À propos des termes nautiques de Virgile, le savant M. Jal va jusqu'à citer des mots du langage des Malays, des Madekasses, des Nouveaux-Zélandais. Il fait encore de pittoresques rapprochements quand il en vient à examiner le triplici versu:
«Il exprime, à mon avis, un chant trois fois répété, un cri, un hourra! une espèce de celeusma dont la tradition est vivante encore dans les bâtiments où pour tous les travaux de force, et, par exemple, quand on hale les boulines, un matelot, le véritable hortator des anciens navires, chante: Ouane, tou, tri! hourra! (one, two, three! hourra!—angl.). La tradition antique était pleine de force au moyen âge, à Venise, où la chiourme du Bucentaure, toutes les fois que le navire ducal passait devant la chapelle de la Vierge, construite à l'entrée de l'Arsenal, criait trois fois: Ah! Ah! Ah! donnant un coup de rame après chacune de ces acclamations.»
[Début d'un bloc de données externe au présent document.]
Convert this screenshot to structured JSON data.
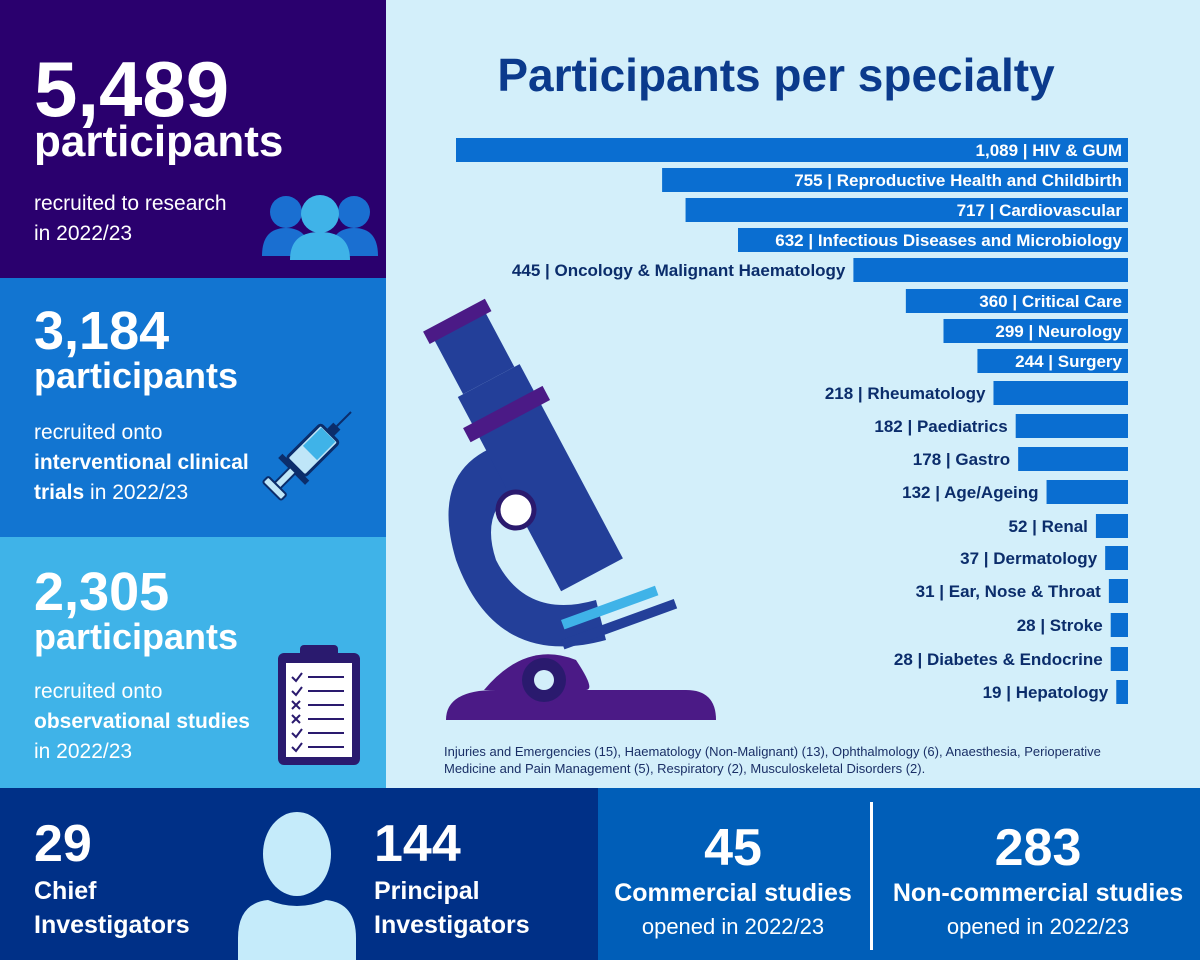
{
  "stats": {
    "total": {
      "value": "5,489",
      "unit": "participants",
      "text1": "recruited to research",
      "text2": "in 2022/23"
    },
    "interventional": {
      "value": "3,184",
      "unit": "participants",
      "text1": "recruited onto",
      "text2_bold": "interventional clinical",
      "text3_bold": "trials",
      "text3": " in 2022/23"
    },
    "observational": {
      "value": "2,305",
      "unit": "participants",
      "text1": "recruited onto",
      "text2_bold": "observational studies",
      "text3": "in 2022/23"
    }
  },
  "investigators": {
    "chief": {
      "value": "29",
      "label1": "Chief",
      "label2": "Investigators"
    },
    "principal": {
      "value": "144",
      "label1": "Principal",
      "label2": "Investigators"
    }
  },
  "studies": {
    "commercial": {
      "value": "45",
      "label": "Commercial studies",
      "sub": "opened in 2022/23"
    },
    "noncommercial": {
      "value": "283",
      "label": "Non-commercial studies",
      "sub": "opened in 2022/23"
    }
  },
  "chart_data": {
    "type": "bar",
    "title": "Participants per specialty",
    "orientation": "horizontal",
    "categories": [
      "HIV & GUM",
      "Reproductive Health and Childbirth",
      "Cardiovascular",
      "Infectious Diseases and Microbiology",
      "Oncology & Malignant Haematology",
      "Critical Care",
      "Neurology",
      "Surgery",
      "Rheumatology",
      "Paediatrics",
      "Gastro",
      "Age/Ageing",
      "Renal",
      "Dermatology",
      "Ear, Nose & Throat",
      "Stroke",
      "Diabetes & Endocrine",
      "Hepatology"
    ],
    "values": [
      1089,
      755,
      717,
      632,
      445,
      360,
      299,
      244,
      218,
      182,
      178,
      132,
      52,
      37,
      31,
      28,
      28,
      19
    ],
    "value_labels": [
      "1,089",
      "755",
      "717",
      "632",
      "445",
      "360",
      "299",
      "244",
      "218",
      "182",
      "178",
      "132",
      "52",
      "37",
      "31",
      "28",
      "28",
      "19"
    ],
    "colors": {
      "bar": "#0a6ed1",
      "title": "#0b3a8c",
      "label_inside": "#ffffff",
      "label_outside": "#0b2d6b"
    },
    "footnote": "Injuries and Emergencies (15), Haematology (Non-Malignant) (13), Ophthalmology (6), Anaesthesia, Perioperative Medicine and Pain Management (5), Respiratory (2), Musculoskeletal Disorders (2)."
  },
  "icons": [
    "people-icon",
    "syringe-icon",
    "clipboard-icon",
    "microscope-icon",
    "person-icon"
  ]
}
La conclusion de M. Jal est sans doute différente de celle que M. Bergeret, notre contemporain, eût mise à son fameux ouvrage:
«La marine actuelle touche de bien près à la marine d'autrefois, c'est pour moi un fait de la plus grande évidence. Voilà pourquoi je pense que tout homme qui s'occupe de la marine moderne doit s'enquérir de tout ce que furent les marines anciennes; voilà pourquoi je pense aussi que Virgile étant, sur la question de la marine antique, l'écrivain qu'on peut consulter avec le plus de fruit, il était nécessaire de démontrer sa compétence et de la prouver, en rendant à ses vers toute la valeur didactique dont les avaient dépouillés des interprètes, fort savants d'ailleurs, mais qui ne comprenaient pas la langue spéciale que parlait le poète marin.»
M. Anatole France a peut-être acquis un exemplaire du Virgilius Nauticus chez M. Lehec, dans la boutique duquel il passait parfois une heure. Un jour, par hasard, je l'entendis faire l'éloge de l'abbé Delille.
«Delille n'a qu'un défaut, disait à peu près M. Anatole France, c'est de n'être point lu.»
Et comme il en sait par cœur de longues tirades, il les récita.
Peut-être n'a-t-il pas retenu en aussi grand nombre les vers de son maître Leconte de Lisle.
Mais n'y a-t-il pas une certaine parenté entre ces deux poètes?
Ayant entendu quelqu'un faire un rapprochement entre Leconte de Lisle et l'abbé Delille, je rapportai, dans un article, une opinion qui me paraissait pour le moins singulière. Je viens de la retrouver tout au long et à deux reprises sous la plume de Louis Veuillot: «Tous ces oripeaux descriptifs, ces tintamarres de couleur et de lumière, ne sont que le déguisement du vieil abbé Delille. Seulement, sous le fatras de ses périphrases, Jacques Delille marchait d'un pas leste. L'épagneul de salon dont les jolies petites pattes couraient sans broncher à travers les porcelaines, et secouaient par moments de jolies petites perles fausses, est devenu un éléphant chargé d'une tour de guerre pleine de soldats farouches et surtout bariolés. Il simule bien la marche pesante, toutefois la terre ne tremble pas.»